19. Feb 2019   Recht

Was jetzt für internationale Paare in der EU gilt

Familienrecht. In der EU gelten jetzt neue Regeln bei internationalen Ehen und Partnerschaften. Österreichs Notare geben Anwendungsbeispiele.

Seit 29. Jänner 2019 gelten zwei neue EU-Verordnungen, die mehr Rechtssicherheit in Vermögensfragen bringen sollen, wie die österreichische Notarskammer erinnert. Diese regeln wie Ehepartner oder eingetragene Partner, die z.B. mit Nicht-Österreichern zusammenleben oder bei Österreichern, die aus beruflichen Gründen im Ausland wohnen und dort ihre Ehe geschlossen haben, ihr Vermögen künftig rechtlich nach ihren Wünschen ordnen können.

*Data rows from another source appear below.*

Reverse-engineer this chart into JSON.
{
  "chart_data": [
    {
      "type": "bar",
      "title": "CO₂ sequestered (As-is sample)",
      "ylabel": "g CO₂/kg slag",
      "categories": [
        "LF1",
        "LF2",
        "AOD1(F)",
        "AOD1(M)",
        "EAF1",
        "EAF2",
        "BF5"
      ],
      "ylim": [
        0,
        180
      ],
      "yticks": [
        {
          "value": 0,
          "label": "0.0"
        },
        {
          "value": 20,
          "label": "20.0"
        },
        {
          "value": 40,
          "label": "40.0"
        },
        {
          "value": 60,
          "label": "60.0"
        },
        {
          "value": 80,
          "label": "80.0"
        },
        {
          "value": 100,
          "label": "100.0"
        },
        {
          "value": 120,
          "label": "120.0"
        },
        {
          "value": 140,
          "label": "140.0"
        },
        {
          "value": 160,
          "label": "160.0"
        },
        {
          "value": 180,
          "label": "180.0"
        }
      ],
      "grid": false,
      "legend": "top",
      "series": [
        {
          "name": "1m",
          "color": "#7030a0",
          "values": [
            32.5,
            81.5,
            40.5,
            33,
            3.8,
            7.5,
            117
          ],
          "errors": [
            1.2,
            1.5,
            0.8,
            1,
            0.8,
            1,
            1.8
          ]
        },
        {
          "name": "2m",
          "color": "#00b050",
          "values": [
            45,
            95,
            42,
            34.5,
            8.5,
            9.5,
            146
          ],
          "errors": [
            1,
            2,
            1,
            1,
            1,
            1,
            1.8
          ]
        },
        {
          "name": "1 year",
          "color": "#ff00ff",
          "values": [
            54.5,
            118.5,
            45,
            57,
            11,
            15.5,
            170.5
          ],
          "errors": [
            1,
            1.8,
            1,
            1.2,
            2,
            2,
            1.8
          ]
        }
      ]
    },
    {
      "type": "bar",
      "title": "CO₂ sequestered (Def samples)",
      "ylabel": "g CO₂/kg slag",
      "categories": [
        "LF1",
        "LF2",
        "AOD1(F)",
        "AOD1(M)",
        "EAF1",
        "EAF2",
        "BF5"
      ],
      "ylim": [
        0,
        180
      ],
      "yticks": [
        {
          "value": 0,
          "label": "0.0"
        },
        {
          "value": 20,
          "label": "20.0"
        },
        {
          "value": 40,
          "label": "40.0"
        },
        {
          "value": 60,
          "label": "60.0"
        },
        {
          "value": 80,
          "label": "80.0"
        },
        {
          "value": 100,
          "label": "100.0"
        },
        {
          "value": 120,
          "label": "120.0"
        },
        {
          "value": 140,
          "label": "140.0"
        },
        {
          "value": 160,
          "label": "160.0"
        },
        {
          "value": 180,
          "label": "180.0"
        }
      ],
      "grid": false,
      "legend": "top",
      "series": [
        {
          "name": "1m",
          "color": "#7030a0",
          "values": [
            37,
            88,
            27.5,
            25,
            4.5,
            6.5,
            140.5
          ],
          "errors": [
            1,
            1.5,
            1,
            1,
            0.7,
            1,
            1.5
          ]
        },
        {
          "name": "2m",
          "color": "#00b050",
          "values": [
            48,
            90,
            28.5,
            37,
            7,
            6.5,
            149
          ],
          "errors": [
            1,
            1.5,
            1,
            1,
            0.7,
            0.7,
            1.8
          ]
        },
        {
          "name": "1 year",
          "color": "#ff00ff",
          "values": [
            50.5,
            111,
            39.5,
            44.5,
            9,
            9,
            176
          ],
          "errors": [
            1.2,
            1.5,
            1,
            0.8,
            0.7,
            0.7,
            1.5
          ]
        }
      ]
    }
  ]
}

In Österreich haben laut Statistik Austria knapp 30 Prozent aller Ehen einen internationalen Bezug (d.h. einer der Partner oder beide Partner sind Nicht-Österreicher). Zum Vergleich: Beim EU-Beitritt Österreichs 1995 war bei lediglich 18% zumindest ein Partner Nicht-Österreicher.

Die neuen Möglichkeiten

Durch die neuen EU-Verordnungen (sie gelten noch nicht in allen Mitgliedsstaaten, weitere wollen sich aber anschließen) können Ehe- und Lebenspartner, die eine unterschiedliche Staatsangehörigkeit besitzen, aus beruflichen Gründen im Ausland leben oder dort geheiratet haben, künftig selbst regeln, welcher Staat in Vermögensfragen zuständig sein soll: Sie wählen also entweder das Recht des Staates, dessen Staatsangehörigkeit zumindest einer der Ehegatten besitzt, oder das Recht des Staates des gewöhnlichen Aufenthalts zumindest einer der Ehegatten zum Zeitpunkt der Rechtswahl.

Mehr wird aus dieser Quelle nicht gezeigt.